Count Vectorizer
Extracts the vocabulary from a given collection of documents and generates a vector
of token counts for each document.
This operation is ported from Spark ML.
For a comprehensive introduction, see
Spark documentation.
For scala docs details, see
org.apache.spark.ml.feature.CountVectorizer documentation.
Since: Seahorse 1.0.0
Port |
Type Qualifier |
Description |
0 | DataFrame | The input DataFrame . |
Output
Port |
Type Qualifier |
Description |
0 | DataFrame | The output DataFrame . |
1 | Transformer | A Transformer that allows to apply the operation on other DataFrames using a Transform. |
Parameters
Name |
Type |
Description |
input column |
SingleColumnSelector |
The input column name. |
output |
SingleChoice |
Output generation mode. Possible values: ["replace input column", "append new column"] |
max vocabulary size |
Numeric |
The maximum size of the vocabulary. |
min different documents |
Numeric |
Specifies the minimum number of different documents a term must appear in to be included in the vocabulary. |
min term frequency |
Numeric |
A filter to ignore rare words in a document. For each document, terms with
a frequency/count less than the given threshold are ignored. If this is an integer >= 1,
then this specifies a count (of times the term must appear in the document); if this is
a double in [0,1), then it specifies a fraction (out of the document's token count).

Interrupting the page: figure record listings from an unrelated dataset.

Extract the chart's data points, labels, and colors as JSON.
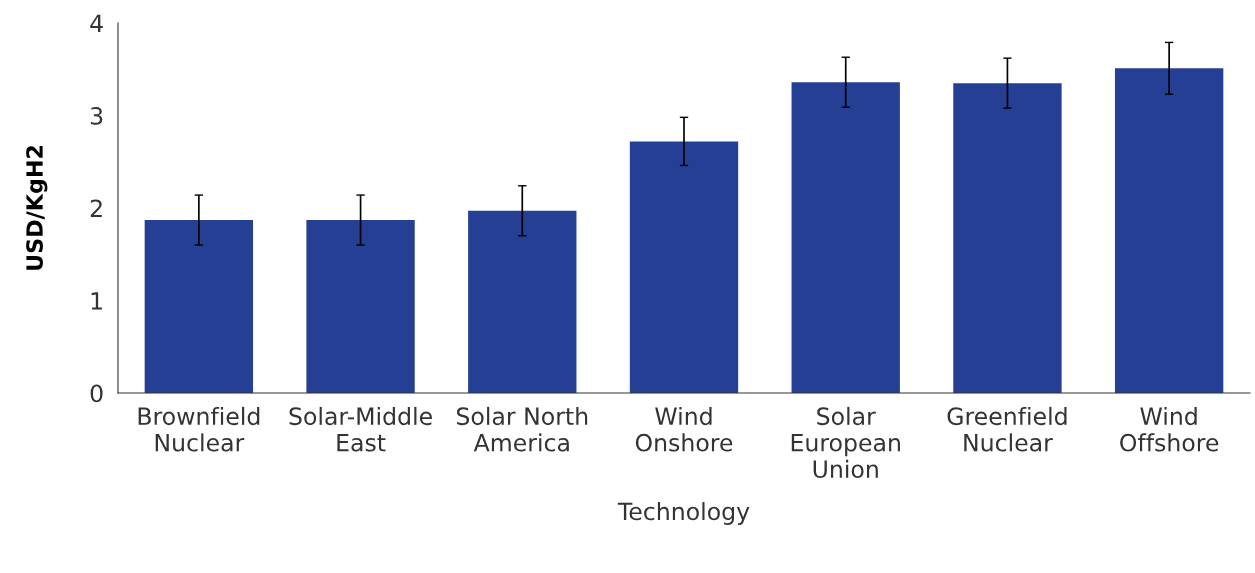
{
  "chart_data": {
    "type": "bar",
    "xlabel": "Technology",
    "ylabel": "USD/KgH2",
    "categories": [
      "Brownfield\nNuclear",
      "Solar-Middle\nEast",
      "Solar North\nAmerica",
      "Wind\nOnshore",
      "Solar\nEuropean\nUnion",
      "Greenfield\nNuclear",
      "Wind\nOffshore"
    ],
    "values": [
      1.87,
      1.87,
      1.97,
      2.72,
      3.36,
      3.35,
      3.51
    ],
    "errors": [
      0.27,
      0.27,
      0.27,
      0.26,
      0.27,
      0.27,
      0.28
    ],
    "color": "#243f94",
    "ylim": [
      0,
      4
    ],
    "yticks": [
      0,
      1,
      2,
      3,
      4
    ],
    "grid": false,
    "legend": false
  }
}
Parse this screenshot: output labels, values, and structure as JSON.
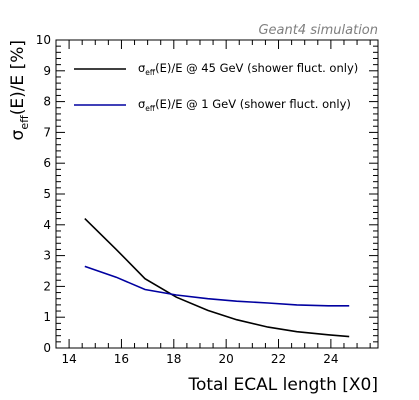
{
  "chart_data": {
    "type": "line",
    "annotation": "Geant4 simulation",
    "xlabel": "Total ECAL length [X0]",
    "ylabel": {
      "main": "σ",
      "sub": "eff",
      "rest": "(E)/E [%]"
    },
    "xlim": [
      13.5,
      25.8
    ],
    "ylim": [
      0,
      10
    ],
    "x_ticks": [
      14,
      16,
      18,
      20,
      22,
      24
    ],
    "y_ticks": [
      0,
      1,
      2,
      3,
      4,
      5,
      6,
      7,
      8,
      9,
      10
    ],
    "grid": false,
    "legend_position": "top",
    "series": [
      {
        "name": "σ_eff(E)/E @ 45 GeV (shower fluct. only)",
        "label_main": "σ",
        "label_sub": "eff",
        "label_rest": "(E)/E @ 45 GeV (shower fluct. only)",
        "color": "#000000",
        "x": [
          14.6,
          15.8,
          16.9,
          18.1,
          19.3,
          20.4,
          21.6,
          22.7,
          23.9,
          24.7
        ],
        "y": [
          4.2,
          3.2,
          2.25,
          1.65,
          1.22,
          0.92,
          0.68,
          0.53,
          0.43,
          0.37
        ]
      },
      {
        "name": "σ_eff(E)/E @ 1 GeV (shower fluct. only)",
        "label_main": "σ",
        "label_sub": "eff",
        "label_rest": "(E)/E @ 1 GeV (shower fluct. only)",
        "color": "#0000a0",
        "x": [
          14.6,
          15.8,
          16.9,
          18.1,
          19.3,
          20.4,
          21.6,
          22.7,
          23.9,
          24.7
        ],
        "y": [
          2.65,
          2.3,
          1.9,
          1.72,
          1.6,
          1.52,
          1.46,
          1.4,
          1.37,
          1.37
        ]
      }
    ]
  }
}
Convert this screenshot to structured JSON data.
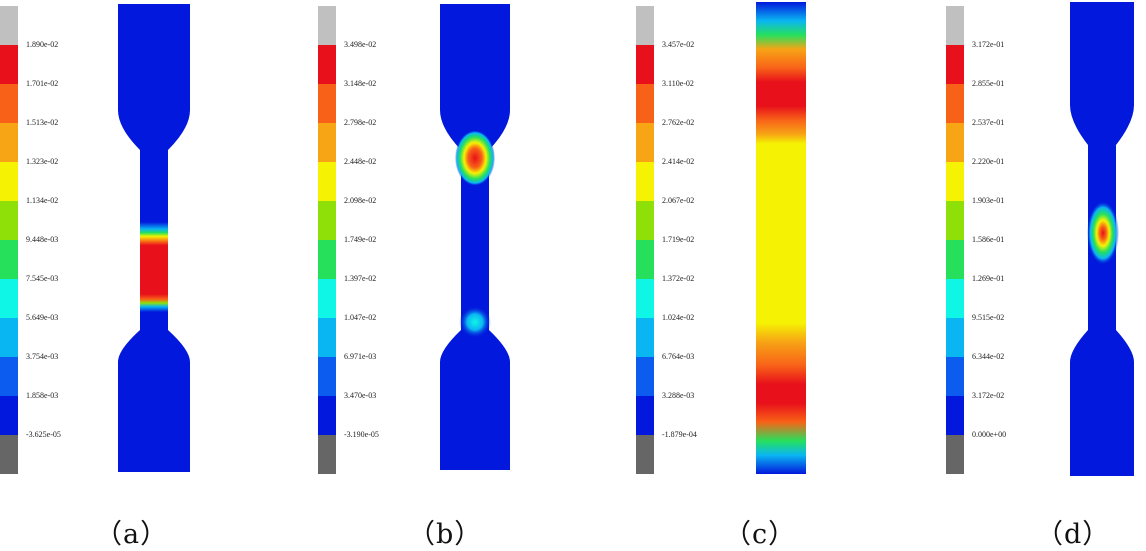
{
  "legend_colors": [
    "#c0c0c0",
    "#e8101a",
    "#f86218",
    "#f7a415",
    "#f6f203",
    "#8fe008",
    "#26e05c",
    "#0ff5e6",
    "#0ab6f2",
    "#0c5cef",
    "#0218dc",
    "#666666"
  ],
  "panels": [
    {
      "label": "（a）",
      "ticks": [
        "1.890e-02",
        "1.701e-02",
        "1.513e-02",
        "1.323e-02",
        "1.134e-02",
        "9.448e-03",
        "7.545e-03",
        "5.649e-03",
        "3.754e-03",
        "1.858e-03",
        "-3.625e-05"
      ]
    },
    {
      "label": "（b）",
      "ticks": [
        "3.498e-02",
        "3.148e-02",
        "2.798e-02",
        "2.448e-02",
        "2.098e-02",
        "1.749e-02",
        "1.397e-02",
        "1.047e-02",
        "6.971e-03",
        "3.470e-03",
        "-3.190e-05"
      ]
    },
    {
      "label": "（c）",
      "ticks": [
        "3.457e-02",
        "3.110e-02",
        "2.762e-02",
        "2.414e-02",
        "2.067e-02",
        "1.719e-02",
        "1.372e-02",
        "1.024e-02",
        "6.764e-03",
        "3.288e-03",
        "-1.879e-04"
      ]
    },
    {
      "label": "（d）",
      "ticks": [
        "3.172e-01",
        "2.855e-01",
        "2.537e-01",
        "2.220e-01",
        "1.903e-01",
        "1.586e-01",
        "1.269e-01",
        "9.515e-02",
        "6.344e-02",
        "3.172e-02",
        "0.000e+00"
      ]
    }
  ]
}
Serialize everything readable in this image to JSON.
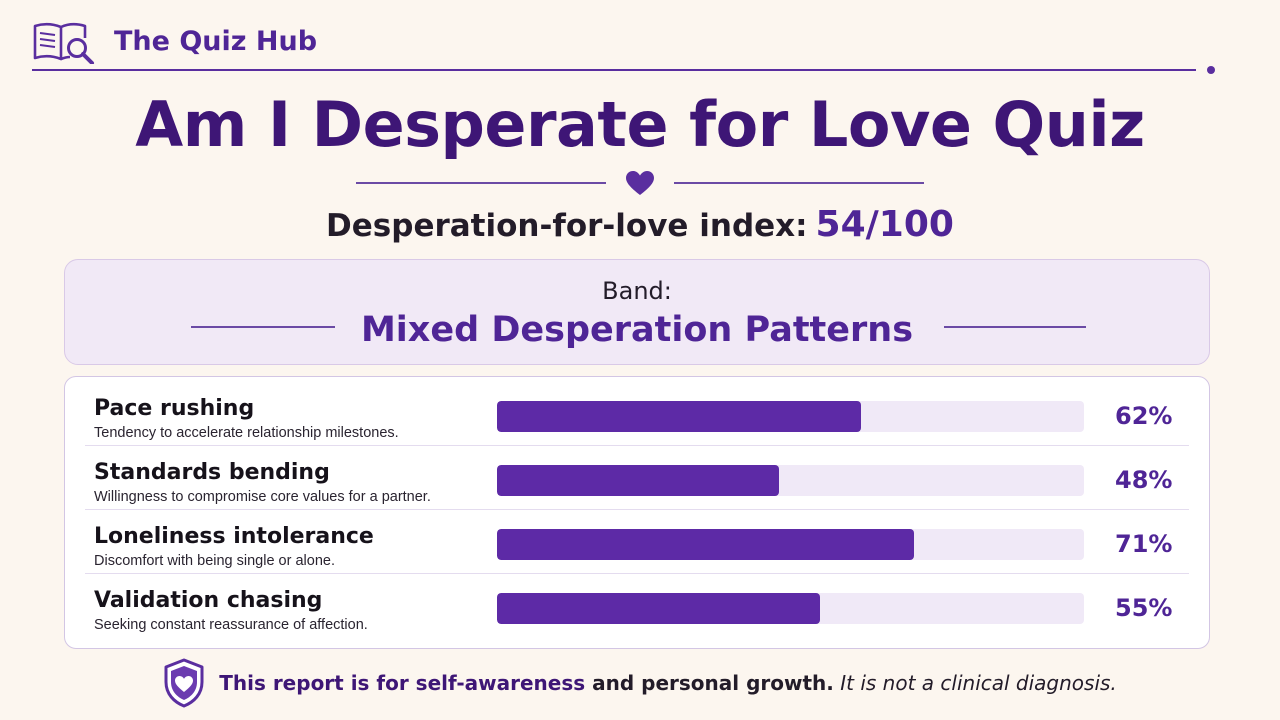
{
  "header": {
    "brand": "The Quiz Hub",
    "logo_icon": "book-magnifier-icon"
  },
  "title": "Am I Desperate for Love Quiz",
  "divider_icon": "heart-icon",
  "index": {
    "label": "Desperation-for-love index:",
    "value": "54/100",
    "score": 54,
    "max": 100
  },
  "band": {
    "label": "Band:",
    "value": "Mixed Desperation Patterns"
  },
  "metrics": [
    {
      "name": "Pace rushing",
      "description": "Tendency to accelerate relationship milestones.",
      "percent": 62,
      "percent_label": "62%"
    },
    {
      "name": "Standards bending",
      "description": "Willingness to compromise core values for a partner.",
      "percent": 48,
      "percent_label": "48%"
    },
    {
      "name": "Loneliness intolerance",
      "description": "Discomfort with being single or alone.",
      "percent": 71,
      "percent_label": "71%"
    },
    {
      "name": "Validation chasing",
      "description": "Seeking constant reassurance of affection.",
      "percent": 55,
      "percent_label": "55%"
    }
  ],
  "footer": {
    "icon": "shield-heart-icon",
    "part1": "This report is for self-awareness",
    "part2": " and personal growth.",
    "part3": " It is not a clinical diagnosis."
  },
  "colors": {
    "accent": "#4f2596",
    "bar_fill": "#5d2aa6",
    "bar_track": "#f0e9f7",
    "background": "#fcf6ef"
  }
}
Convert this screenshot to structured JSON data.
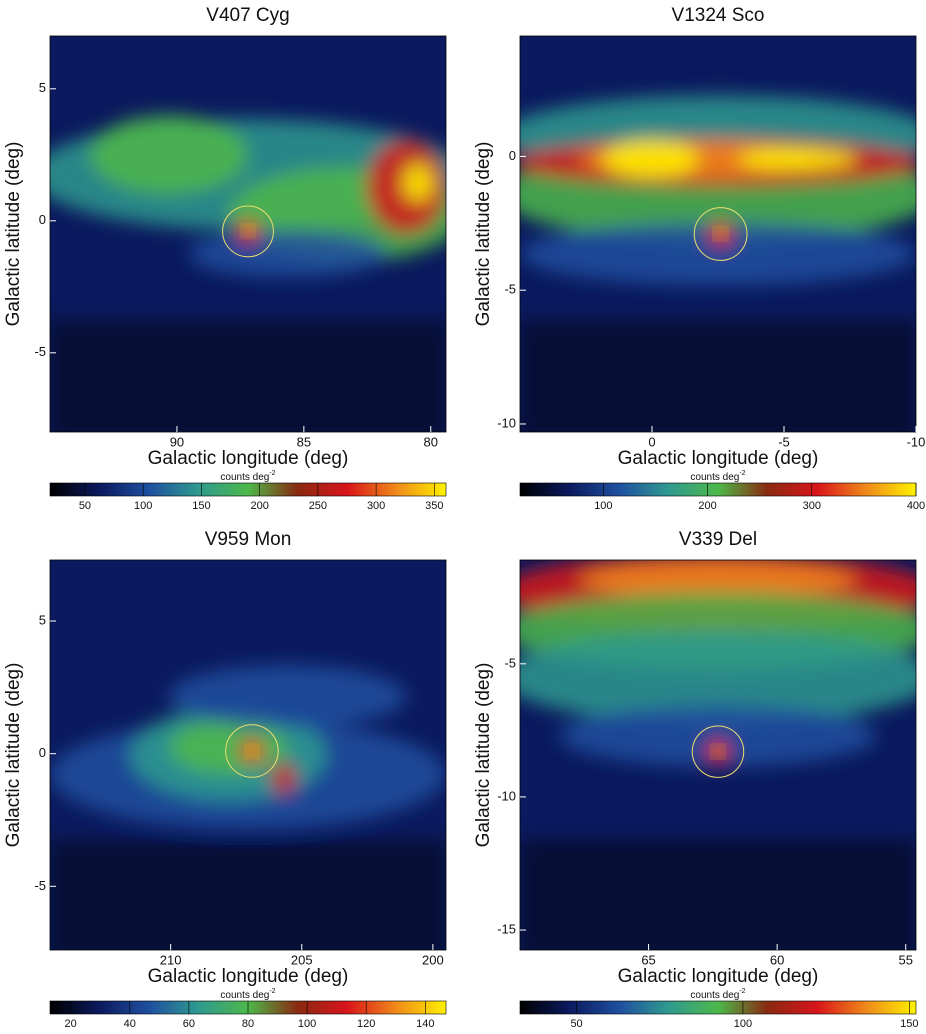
{
  "chart_data": [
    {
      "type": "heatmap",
      "title": "V407 Cyg",
      "xlabel": "Galactic longitude (deg)",
      "ylabel": "Galactic latitude (deg)",
      "xlim": [
        95,
        79.4
      ],
      "ylim": [
        -8,
        7
      ],
      "xticks": [
        90,
        85,
        80
      ],
      "yticks": [
        5,
        0,
        -5
      ],
      "marker": {
        "x": 87.2,
        "y": -0.4,
        "radius": 1.0
      },
      "colorbar": {
        "label": "counts deg",
        "label_sup": "-2",
        "lim": [
          20,
          360
        ],
        "ticks": [
          50,
          100,
          150,
          200,
          250,
          300,
          350
        ]
      },
      "colormap": [
        "#000000",
        "#0b1a5e",
        "#1f4fa0",
        "#2f9a8f",
        "#4db84a",
        "#8a2a10",
        "#d8141a",
        "#f08a1a",
        "#fff200"
      ]
    },
    {
      "type": "heatmap",
      "title": "V1324 Sco",
      "xlabel": "Galactic longitude (deg)",
      "ylabel": "Galactic latitude (deg)",
      "xlim": [
        5,
        -10
      ],
      "ylim": [
        -10.3,
        4.5
      ],
      "xticks": [
        0,
        -5,
        -10
      ],
      "yticks": [
        0,
        -5,
        -10
      ],
      "marker": {
        "x": -2.6,
        "y": -2.9,
        "radius": 1.0
      },
      "colorbar": {
        "label": "counts deg",
        "label_sup": "-2",
        "lim": [
          20,
          400
        ],
        "ticks": [
          100,
          200,
          300,
          400
        ]
      },
      "colormap": [
        "#000000",
        "#0b1a5e",
        "#1f4fa0",
        "#2f9a8f",
        "#4db84a",
        "#8a2a10",
        "#d8141a",
        "#f08a1a",
        "#fff200"
      ]
    },
    {
      "type": "heatmap",
      "title": "V959 Mon",
      "xlabel": "Galactic longitude (deg)",
      "ylabel": "Galactic latitude (deg)",
      "xlim": [
        214.6,
        199.5
      ],
      "ylim": [
        -7.4,
        7.3
      ],
      "xticks": [
        210,
        205,
        200
      ],
      "yticks": [
        5,
        0,
        -5
      ],
      "marker": {
        "x": 206.9,
        "y": 0.1,
        "radius": 1.0
      },
      "colorbar": {
        "label": "counts deg",
        "label_sup": "-2",
        "lim": [
          13,
          147
        ],
        "ticks": [
          20,
          40,
          60,
          80,
          100,
          120,
          140
        ]
      },
      "colormap": [
        "#000000",
        "#0b1a5e",
        "#1f4fa0",
        "#2f9a8f",
        "#4db84a",
        "#8a2a10",
        "#d8141a",
        "#f08a1a",
        "#fff200"
      ]
    },
    {
      "type": "heatmap",
      "title": "V339 Del",
      "xlabel": "Galactic longitude (deg)",
      "ylabel": "Galactic latitude (deg)",
      "xlim": [
        70,
        54.6
      ],
      "ylim": [
        -15.75,
        -1.1
      ],
      "xticks": [
        65,
        60,
        55
      ],
      "yticks": [
        -5,
        -10,
        -15
      ],
      "marker": {
        "x": 62.3,
        "y": -8.3,
        "radius": 1.0
      },
      "colorbar": {
        "label": "counts deg",
        "label_sup": "-2",
        "lim": [
          33,
          152
        ],
        "ticks": [
          50,
          100,
          150
        ]
      },
      "colormap": [
        "#000000",
        "#0b1a5e",
        "#1f4fa0",
        "#2f9a8f",
        "#4db84a",
        "#8a2a10",
        "#d8141a",
        "#f08a1a",
        "#fff200"
      ]
    }
  ]
}
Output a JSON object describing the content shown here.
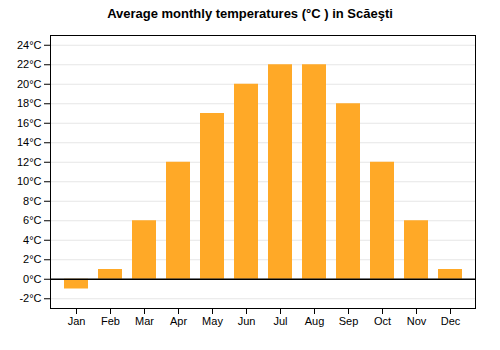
{
  "chart_data": {
    "type": "bar",
    "title": "Average monthly temperatures (°C ) in Scăeşti",
    "categories": [
      "Jan",
      "Feb",
      "Mar",
      "Apr",
      "May",
      "Jun",
      "Jul",
      "Aug",
      "Sep",
      "Oct",
      "Nov",
      "Dec"
    ],
    "values": [
      -1,
      1,
      6,
      12,
      17,
      20,
      22,
      22,
      18,
      12,
      6,
      1
    ],
    "color": "#FFA927",
    "ylim": [
      -3,
      25
    ],
    "yticks": [
      {
        "value": -2,
        "label": "-2°C"
      },
      {
        "value": 0,
        "label": "0°C"
      },
      {
        "value": 2,
        "label": "2°C"
      },
      {
        "value": 4,
        "label": "4°C"
      },
      {
        "value": 6,
        "label": "6°C"
      },
      {
        "value": 8,
        "label": "8°C"
      },
      {
        "value": 10,
        "label": "10°C"
      },
      {
        "value": 12,
        "label": "12°C"
      },
      {
        "value": 14,
        "label": "14°C"
      },
      {
        "value": 16,
        "label": "16°C"
      },
      {
        "value": 18,
        "label": "18°C"
      },
      {
        "value": 20,
        "label": "20°C"
      },
      {
        "value": 22,
        "label": "22°C"
      },
      {
        "value": 24,
        "label": "24°C"
      }
    ],
    "grid": true
  }
}
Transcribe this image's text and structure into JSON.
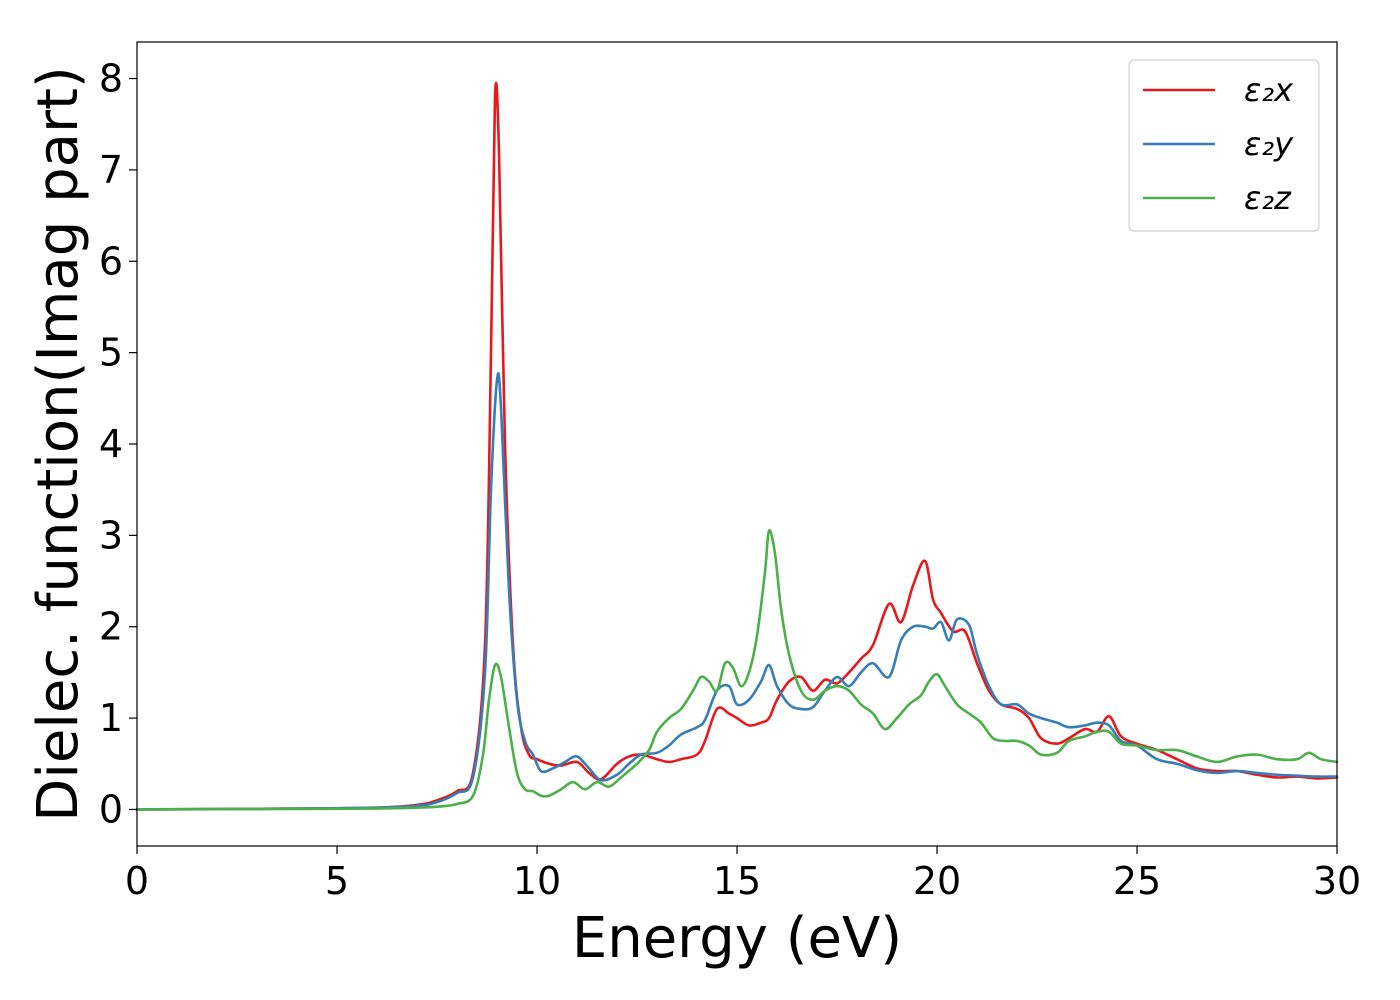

Note that the parameter is only used in transform of CountVectorizer model and does not
affect fitting. |
Example
Parameters
Name |
Value |
input column |
"lines" |
output |
append new column |
output column |
"lines_out" |
max vocabulary size |
262144.0 |
min different documents |
1.0 |
min term frequency |
3.0 |
lines |
[a,a,a,b,b,c,c,c,d] |
[c,c,c,c,c,c] |
[a] |
[e,e,e,e,e] |
Output
lines |
lines_out |
[a,a,a,b,b,c,c,c,d] |
(5,[0,2],[3.0,3.0]) |
[c,c,c,c,c,c] |
(5,[0],[6.0]) |
[a] |
(5,[],[]) |
[e,e,e,e,e] |
(5,[1],[5.0]) |